NoteWhen assigning values, you can assign constants and variables. You can switch the assignment mode by clicking the
icon.
3. Customize advanced parameters
If you need to make detailed configurations for the task to meet custom synchronization requirements, you can click Configure in the Custom Advanced Parameters column to modify the advanced parameters.
Before modifying the configurations of advanced parameters, make sure that you understand the meanings of the parameters to prevent unexpected errors or data quality issues.
4. Set source split column
You can select a field from the source table in the source split column drop-down list or select No Split.
Step 7: Configure alerts
To prevent synchronization task failures from causing latency in business data synchronization, you can configure different alert rules for the synchronization task.
Click Alert Configuration in the upper-right corner of the page to go to the alert settings page.
Select the scheduling task for the synchronization table and configure alerts for it. For more information, see Alert information.
Step 8: Configure advanced parameters
You can change the values of specific parameters configured for the synchronization task based on your business requirements. For example, you can specify an appropriate value for the Maximum read connections parameter to prevent the current synchronization task from imposing excessive pressure on the source database and affecting data production.
To prevent unexpected errors or data quality issues, we recommend that you understand the meanings of parameters before changing their values.
Click Advanced Parameter Configuration in the upper-right corner of the interface to go to the advanced parameter configuration page.
Modify the parameter values on the Advanced Parameter Configuration page.
Step 9: Configure resource groups
You can click Resource Group Configuration in the upper-right corner of the interface to view and switch the resource group used by the current task.
Step 10: Execute the synchronization task
After completing all configurations, click Complete Configuration at the bottom of the page.
On the
page, find the created synchronization task and click Start in the Operation column.Click the Name/ID of the corresponding task in the Task List to view the detailed execution process of the task.
Perform O&M operations on the synchronization task
View the status of the synchronization task
After the synchronization task is created, you can go to the Synchronization Task page to view all synchronization tasks created in the workspace and their basic information.
You can Start or Stop the synchronization task in the Operation column. In the More menu, you can Edit, View, and perform other operations on the synchronization task.
For started tasks, you can see the basic status of the task in Execution Overview. You can also click the corresponding overview area to view the execution details.
In the offline synchronization task from MySQL to MaxCompute:
If your task synchronization step is Full Synchronization, this section shows structure migration and full synchronization.

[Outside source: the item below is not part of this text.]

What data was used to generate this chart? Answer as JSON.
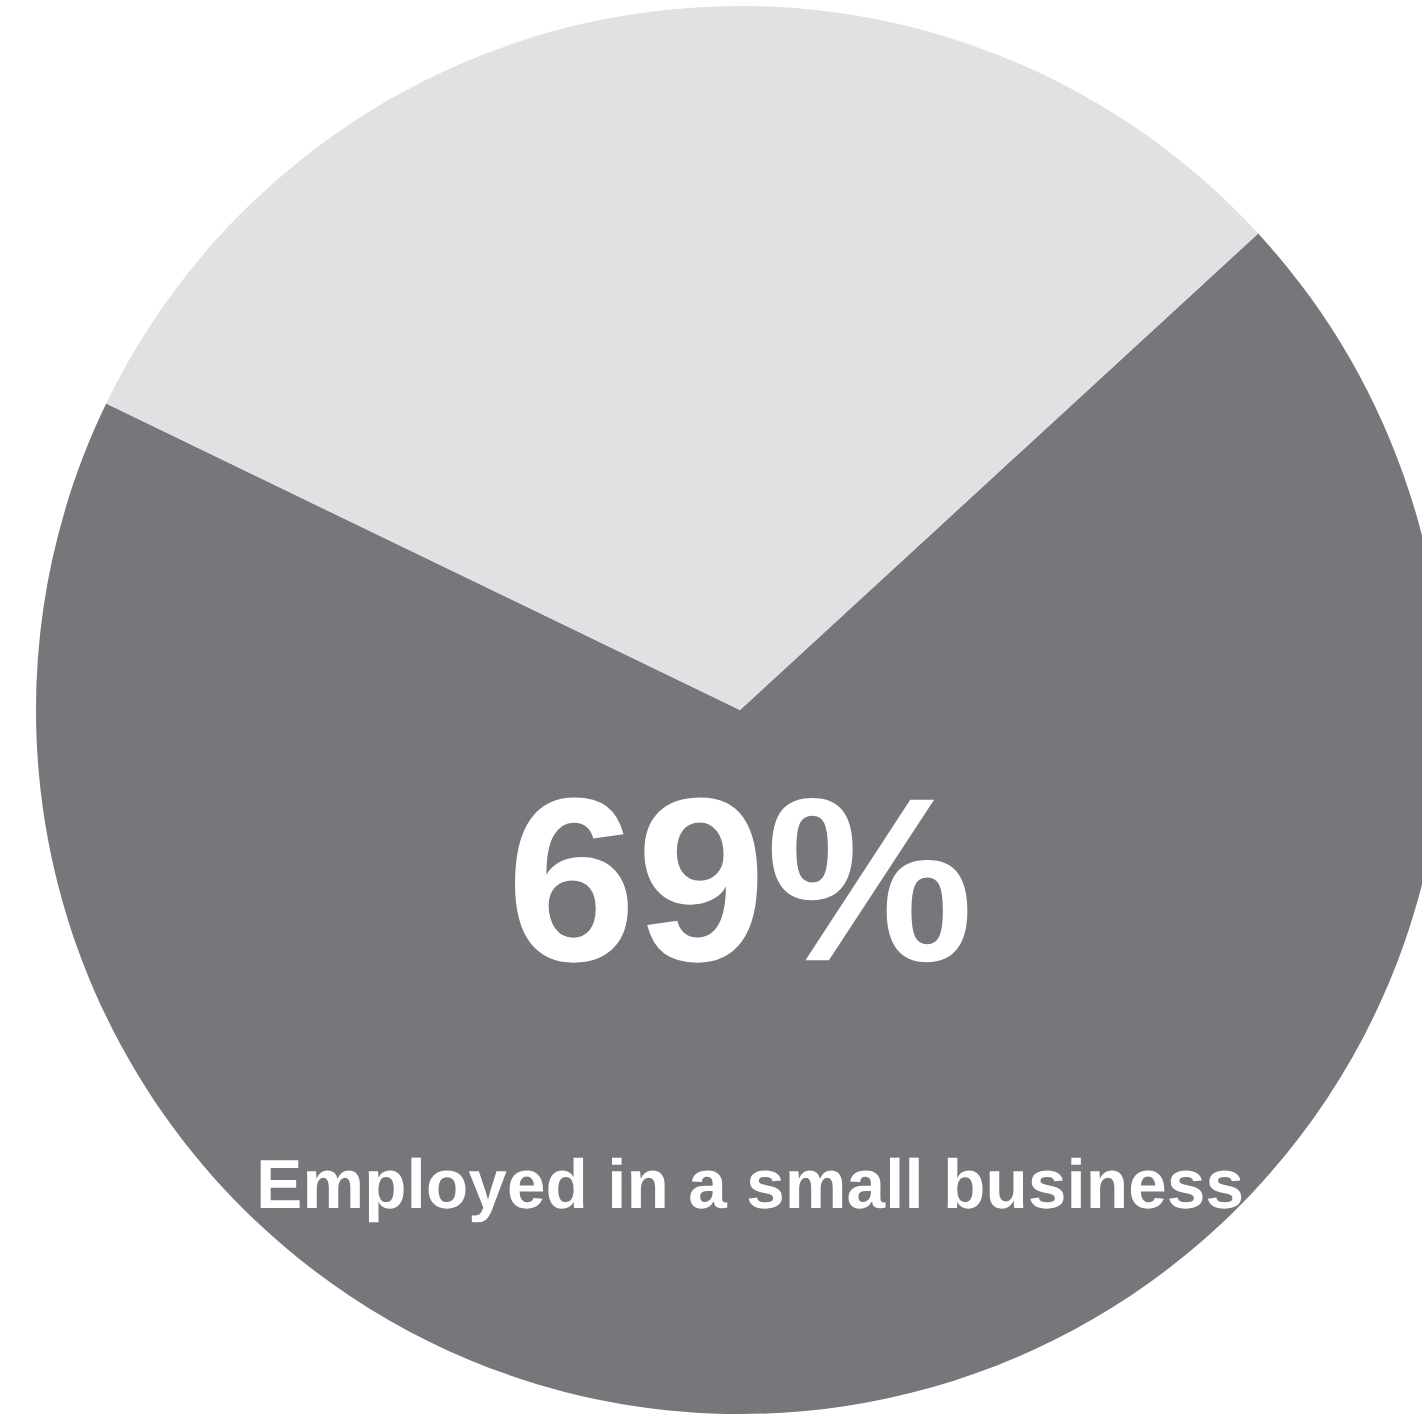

If your task synchronization step is Incremental Synchronization, this section shows structure migration and incremental synchronization.
If your task synchronization step is Full Synchronization + Incremental Synchronization, this section shows structure migration, full synchronization, and incremental synchronization.
Task rerun
Direct rerun: Without modifying the task configuration, directly click the Rerun operation.
Effect: Reruns one-time tasks and updates periodic task properties.
Modify and rerun (add or remove tables): Edit the task, add or remove tables, and click Complete. At this point, the task operation will change to Apply Update. Clicking Apply Update will directly trigger the modified task to rerun.
Effect: Only newly added tables will be synchronized. Previously synchronized tables will not be synchronized again.
Modify and rerun (modify table name information): Edit the task, modify the destination table name or switch the destination table for synchronization, and click Complete. At this point, the task operation will change to Apply Update. Clicking Apply Update will directly trigger the modified task to rerun.
Effect: Synchronizes the modified tables. Unmodified tables will not be synchronized again.